Boston Parents Say No to the MCAS

Monday, April 9, 2001

CONTACT: Eleanor LeCain (617) 983-3436 or
Peggy Wiesenberg (617) 624-5220 (day); (617) 524-5405 (evening)

Most students at Mission Hill School in Roxbury will not be taking MCAS tests this week. Parents of 17 of 22 third grade students have asked the school not to administer to their children the new MCAS third grade reading test. Parents of most fourth, seventh and eighth graders also are saying no to MCAS. As a result, at least 12 of the 15 fourth graders, 8 of 15 seventh graders and 10 of 12 eighth graders will not take the MCAS English Language
Arts writing prompt this week.

According to a survey done by the Mission Hill School Parent Council, 80% of respondents with children in kindergarten through grade three, do not want their children to take the new MCAS third grade reading test. The survey also reveals that approximately 70% of respondents with children in grades K-8 do not want their children to take the MCAS history or science tests. Parents of 46% of those responding to the survey plan to boycott all MCAS testing.

Mission Hill School is one of 130 schools within Boston Public School system. Started four years ago, the school currently enrolls 163 students in Kindergarten through 8th grade, of which 51% are black, 17% are Hispanic, 6% are Asian and 26% are white.

According to Parent Council Co-Chair Margarita Poles of Dorchester, who has children in grades 3, 5 and 8, "The survey response rate was phenomenal and represents all constituencies of the school." Parents of 129 students, or 79% of the school, responded to the survey. Added Poles, "This response rate comes from two years of dialogue and education with parents at Mission Hill School about MCAS."

"Our school is a citywide school. Parents from Boston, Brighton, Dorchester, Hyde Park, Jamaica Plain, Mattapan, Mission Hill, Roslindale, and Roxbury sent in surveys saying that they do not want their children subjected to various MCAS tests," said Peggy Wiesenberg, a member of the Parent Council who worked on the survey.

In February 2001, the Parent Council voted unanimously to endorse a statement, supported by faculty, that "state-imposed MCAS tests are incompatible with the mission, values and goals of the Mission Hill school and undermine our more rigorous preparation for high school. We believe that the MCAS in its present form will cause harm to students in all schools and to education in Massachusetts. Furthermore, we believe that decisions regarding a student's grades in school, promotion and graduation should be made by those most knowledgeable about the child -- family and school -- and not by a State test score alone." The Parent Council used its March newsletter to distribute the MCAS survey, forge a united approach to MCAS and to solicit parent input into school policy.

In March, the Parent Council presented its vote and its survey results to the school's Governing Board. Composed of representatives of parents, teachers and community representatives, the Board makes policy for the school. The Board endorsed the staff/parent council statement and directed the school to send all parents a letter informing them that the Board would respect individual parent's written requests regarding their consent, or withholding of consent, for their child's participation in MCAS testing up until the date of test administration. In late March and early April parents made their written requests known to the school.

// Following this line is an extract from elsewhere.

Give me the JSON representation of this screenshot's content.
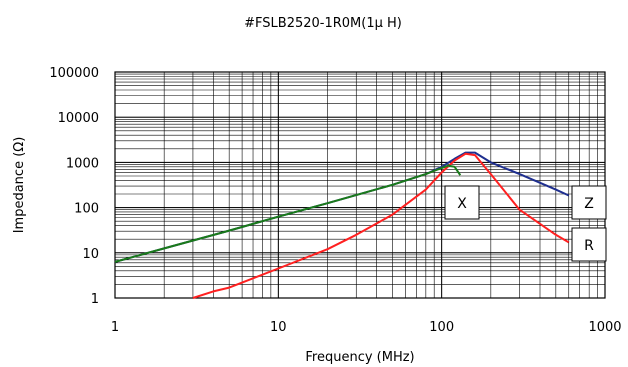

"Parents ultimately have the right to decide whether or not to have their children tested and we must respect that," said Bruce Smith, Co-Chair of and one of five community representatives to the Governing Board. "Parental involvement is key to children's education and we must respect parents taking the lead in helping this school move forward."

Some parents from Mission Hill School are working with the Citywide Parents Council and the Boston chapter of the Coalition for Authentic Reform of Education (CARE) to distribute a leaflet for parents and students called "Know Your Rights Graduation and Promotion School Year 2000-2001."Citywide Parents Council works with parent councils throughout the Boston public schools. Boston CARE, a newly formed citywide organization of parents and teachers and students, is working to eliminate MCAS as a graduation or promotion requirement and to create a strong coalition to fight for better schools for all Boston public school students.

Said Eleanor LeCain, Co-Chair of the Mission Hill Parent Council, "We believe in high standards in education; that's why we don't want our children taking the MCAS. Politicians who are making educational policy seem to have forgotten that the purpose of the Education Reform Act was to foster quality education and innovative schools like the Mission Hill School. Why
aren't the State and the City of Boston replicating schools like Mission Hill that have two adults in each classroom of no more than 20 students? Why isn't the Commonwealth investing in a portfolio assessment system like the one we have at Mission Hill?"